If October's sixteen-day government shutdown left you yearning for more dramatic brinksmanship from our lawmakers, you'll be disappointed to learn that House and Senate negotiators have reached a two-year budget agreement. After weeks of negotiations, Representative Paul Ryan and Senator Patty Murray unveiled a modest deal Tuesday night that would partially replace sequestration cuts, avert another shutdown on January 15, and end the budget wars of the past two years (though there's still the potential for debt ceiling squabbling). As New York's Jonathan Chait explained last week, while the automatic cuts were intended to be equally objectionable to both parties, Republicans are reluctant to give up something Democrats hate so much. So while the plan has the backing of party leaders on both sides of the aisle, conservatives are blasting the proposal.
The deal calls for a $63 billion increase in spending in 2014 and 2015, which would be paid for with higher fees for airline travelers, and changes in federal employee and military pension programs. It includes permanent changes to other programs that would end up reducing the deficit by $22.5 billion over the next decade.
Conservative groups including Americans for Prosperity and Heritage Action for America registered their opposition on Monday, with the latter complaining that the deal increases spending "in the near-term for promises of woefully inadequate long-term reductions." Senator Marco Rubio declared his opposition to the plan hammered out by his potential 2016 opponent just after it was announced. "We need a government with less debt and an economy with more good-paying jobs, and this budget fails to accomplish both goals," he said. "In the short run, this budget also cancels earlier spending reductions, instead of making some tough decisions about how to tackle our long-term fiscal challenges caused by runaway Washington spending."
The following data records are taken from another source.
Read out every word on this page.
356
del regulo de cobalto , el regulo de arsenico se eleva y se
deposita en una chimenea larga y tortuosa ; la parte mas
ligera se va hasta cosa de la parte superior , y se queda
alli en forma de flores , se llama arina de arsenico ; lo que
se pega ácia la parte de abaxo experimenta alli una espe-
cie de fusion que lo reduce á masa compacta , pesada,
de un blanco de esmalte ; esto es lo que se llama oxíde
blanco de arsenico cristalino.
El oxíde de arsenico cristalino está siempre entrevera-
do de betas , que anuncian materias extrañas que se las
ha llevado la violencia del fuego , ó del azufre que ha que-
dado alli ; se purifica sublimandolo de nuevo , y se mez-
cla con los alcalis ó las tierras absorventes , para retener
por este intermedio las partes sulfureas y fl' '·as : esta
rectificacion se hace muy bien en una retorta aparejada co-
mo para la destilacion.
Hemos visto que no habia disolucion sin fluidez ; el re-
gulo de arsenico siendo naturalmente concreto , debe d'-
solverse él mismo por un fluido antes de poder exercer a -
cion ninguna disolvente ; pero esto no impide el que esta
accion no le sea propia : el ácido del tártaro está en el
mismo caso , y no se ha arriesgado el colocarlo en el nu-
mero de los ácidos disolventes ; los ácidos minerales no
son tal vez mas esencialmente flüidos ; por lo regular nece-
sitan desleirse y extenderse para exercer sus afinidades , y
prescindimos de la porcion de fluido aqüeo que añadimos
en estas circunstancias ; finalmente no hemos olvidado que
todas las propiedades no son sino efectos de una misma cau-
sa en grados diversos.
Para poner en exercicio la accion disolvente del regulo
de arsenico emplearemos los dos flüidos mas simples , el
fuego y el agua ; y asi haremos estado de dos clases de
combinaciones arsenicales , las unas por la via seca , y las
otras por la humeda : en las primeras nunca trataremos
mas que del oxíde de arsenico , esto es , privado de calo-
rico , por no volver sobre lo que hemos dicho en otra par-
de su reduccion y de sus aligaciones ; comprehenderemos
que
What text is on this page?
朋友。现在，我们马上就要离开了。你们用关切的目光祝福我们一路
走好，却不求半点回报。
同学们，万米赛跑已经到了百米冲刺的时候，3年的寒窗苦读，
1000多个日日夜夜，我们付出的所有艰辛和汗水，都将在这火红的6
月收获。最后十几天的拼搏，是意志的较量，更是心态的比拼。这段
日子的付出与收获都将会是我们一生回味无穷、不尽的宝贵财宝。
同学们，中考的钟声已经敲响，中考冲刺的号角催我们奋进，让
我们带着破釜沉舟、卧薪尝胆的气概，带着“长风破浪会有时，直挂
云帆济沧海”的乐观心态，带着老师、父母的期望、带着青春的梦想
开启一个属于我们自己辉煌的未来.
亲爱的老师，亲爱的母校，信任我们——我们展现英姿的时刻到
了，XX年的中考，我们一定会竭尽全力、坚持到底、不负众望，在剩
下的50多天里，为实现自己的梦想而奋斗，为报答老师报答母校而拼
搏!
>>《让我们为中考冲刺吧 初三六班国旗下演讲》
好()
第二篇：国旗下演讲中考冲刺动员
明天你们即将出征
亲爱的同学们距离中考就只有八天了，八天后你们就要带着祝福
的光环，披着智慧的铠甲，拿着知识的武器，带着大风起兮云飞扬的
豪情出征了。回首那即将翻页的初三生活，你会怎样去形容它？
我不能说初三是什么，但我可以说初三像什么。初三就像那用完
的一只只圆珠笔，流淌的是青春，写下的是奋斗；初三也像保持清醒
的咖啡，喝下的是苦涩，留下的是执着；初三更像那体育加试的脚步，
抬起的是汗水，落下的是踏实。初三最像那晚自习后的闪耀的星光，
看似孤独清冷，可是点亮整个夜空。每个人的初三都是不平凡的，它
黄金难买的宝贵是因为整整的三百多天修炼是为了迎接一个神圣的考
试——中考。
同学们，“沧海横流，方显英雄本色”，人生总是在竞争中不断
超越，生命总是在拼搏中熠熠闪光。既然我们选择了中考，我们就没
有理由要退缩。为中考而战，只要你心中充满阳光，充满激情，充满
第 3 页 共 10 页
Democrats didn't get an extension on unemployment benefits that expires at the end of the year, but they said they'd push the issue in a separate measure. "This agreement doesn’t include everything I’d like — and I know many Republicans feel the same way. That’s the nature of compromise," President Obama said. "But it’s a good sign that Democrats and Republicans in Congress were able to come together and break the cycle of shortsighted, crisis-driven decision making to get this done."
Presuming they can get the measure approved, that is. Congressional aides told Politico there should be enough Democratic support to get it passed, and House leaders are hoping to vote on the compromise before they recess at the end of the week, particularly because it will give opponents less time to pressure lawmakers. "I’m proud of this agreement," Ryan said. "It reduces the deficit — without raising taxes. And it cuts spending in a smarter way. It’s a firm step in the right direction, and I ask all my colleagues in the House to support it."